DECIDUOUS SHRUBS.
Finish planting all deciduous shrubs in the early part of the month. These plants are generally delayed too long, the leaves in many instances are beginning to expand, thereby giving a check to the ascending sap, which we may safely assert causes the death of one third of the plants, when perhaps the operator or some individual more distantly concerned is blamed.
These shrubs, if properly removed and planted at the exact starting of vegetation, pressing the earth close to their roots when planting, (previously taking care that the small fibres have not become dry by exposure,) will not, by these simple attentions, one out of fifty fail. Those that are late planted should have frequent waterings, and if large, firmly supported, that the wind may have no effect in disturbing the young and tender fibrous roots.

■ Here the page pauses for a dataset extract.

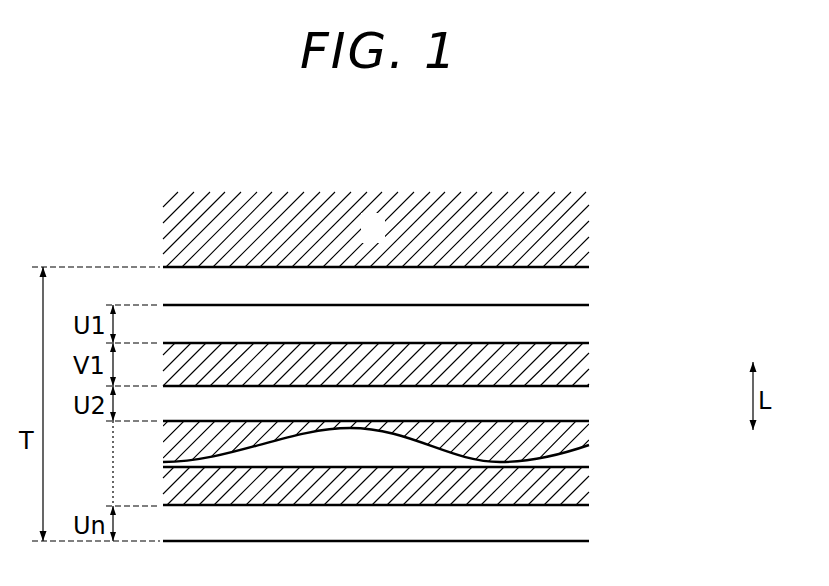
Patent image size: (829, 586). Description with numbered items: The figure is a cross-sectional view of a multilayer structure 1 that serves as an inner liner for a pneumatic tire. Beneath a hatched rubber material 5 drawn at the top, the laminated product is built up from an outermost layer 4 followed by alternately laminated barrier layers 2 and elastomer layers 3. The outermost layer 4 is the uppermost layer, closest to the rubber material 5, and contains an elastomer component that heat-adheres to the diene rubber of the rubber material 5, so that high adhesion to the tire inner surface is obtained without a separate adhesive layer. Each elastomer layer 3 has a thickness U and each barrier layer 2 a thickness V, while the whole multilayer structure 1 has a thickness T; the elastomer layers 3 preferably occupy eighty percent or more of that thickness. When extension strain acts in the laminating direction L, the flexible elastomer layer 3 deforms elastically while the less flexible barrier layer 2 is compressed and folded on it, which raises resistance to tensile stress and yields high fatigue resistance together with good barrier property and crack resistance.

OF PLANTING EVERGREEN SHRUBS.
Now is the season to plant all kinds of evergreen trees and shrubs. In most seasons the middle of the month is the most proper time, the weather then being mild and moist; or if a late season, defer it to the end of the month. When planted earlier, they will remain dormant until this time, and their tender fibrous roots in that case frequently perish from their liability to injury from frost or frosty winds, being more susceptible of such injury than fibres of deciduous plants. They now begin to vegetate, which is the grand criterion for transplanting any plant. The buds begin to swell, the roots to push, and if they can be quickly lifted and replanted, they will hardly receive a check. At all events care must be taken that they are not long out of the ground and exposed to the air, which greatly assists the success in planting. It may be observed that evergreens in general succeed the better the smaller they are, although we have seen plants, trees, and evergreens, successfully lifted upwards of thirteen feet high and fifteen in diameter, and carried several miles. By the second year there was no appearance that such operation had taken place. In preparing a hole for the reception of these plants, make it larger than the roots, breaking the bottom thereof fine, and putting in some fresh soil. Place the plant upright in the centre, putting in the earth and breaking it fine, and give the plant a few gentle shakes. When the roots are more than half covered, put in a pot or pail full of water, allowing it to subside, then cover all the roots, give a second or third pail full, and when subsided the earth will be close to all the roots. Cover with more earth, pressing all firm with the foot. Put more soil loosely on, which will give it a finished appearance, and prevent it from becoming dry, and not requiring mulching, which has an unsightly appearance. All that the wind will have any hurtful effect upon, must be firmly supported, especially large plants. If the weather sets in dry and hot, they should be watered as often as necessity shall direct.
Those that are established, it will be necessary to go over them (if not already done) to cut off all wood killed in winter, and also to thin them if too thick and crowded.
When the above is done, let every part of the shrubbery be dressed off as directed in March. Shrubs of all kinds will now begin to look gay and lively, which may be very much heightened or depreciated, according to the state in which the ground and contiguous walks are kept. Always keep in view that weeds are no objects of beauty.
CARE OF CHOICE BULBS.
Hyacinths of the earliest sorts will begin to expand and show their colours, of which we can boast of a few as fine sorts in the vicinity of Philadelphia, as in any garden of Europe; but even these very superior sorts, when in bloom, are too frequently neglected, being allowed to stand without rods, stakes, or any means of support, likewise equally exposed to drenching rains and scorching suns; and the finest collections may be seen after heavy rains prostrate on the ground, whereas a few hours' trouble would give them the requisite support, thereby preserving their beauty much longer, and giving more gratification. As soon as the stems advance to any height, they should be supported by wires, rods, &c. and tied slightly thereto with threads of matting, or any other substitute, repeat the tying as they advance, avoid tying amongst the florets, because they grow by extension, and are liable to be broken off by so doing. The sun deteriorates the colours very much, especially the red, blue, and yellow sorts; whereas if they were simply protected from the sun by an awning of thin canvass, the colours would be preserved and the beauty protracted. If there are stakes drove into the ground on each side of the beds, about three feet high, with others in the centre about eight feet, having laths or hoops from the side to the centre, formed similar to the roof of a house, so that people may walk or sit under it, the canvass or awning being thin to admit of the light freely, the effect in the time of sunshine from the brilliancy of the colours is peculiarly gratifying. Where an awning is thus erected, it requires to be kept on only from nine to three o'clock in sunshine days, and during nights or time of rain, allowing the awning on the most northern side to come close to the ground when necessary, to shelter them from cold cutting winds.
Tulips in every respect should have the same care and protection, never neglecting to have the beds with a smooth clean surface, and the stems neatly tied up, although they are not in so much danger as Hyacinths.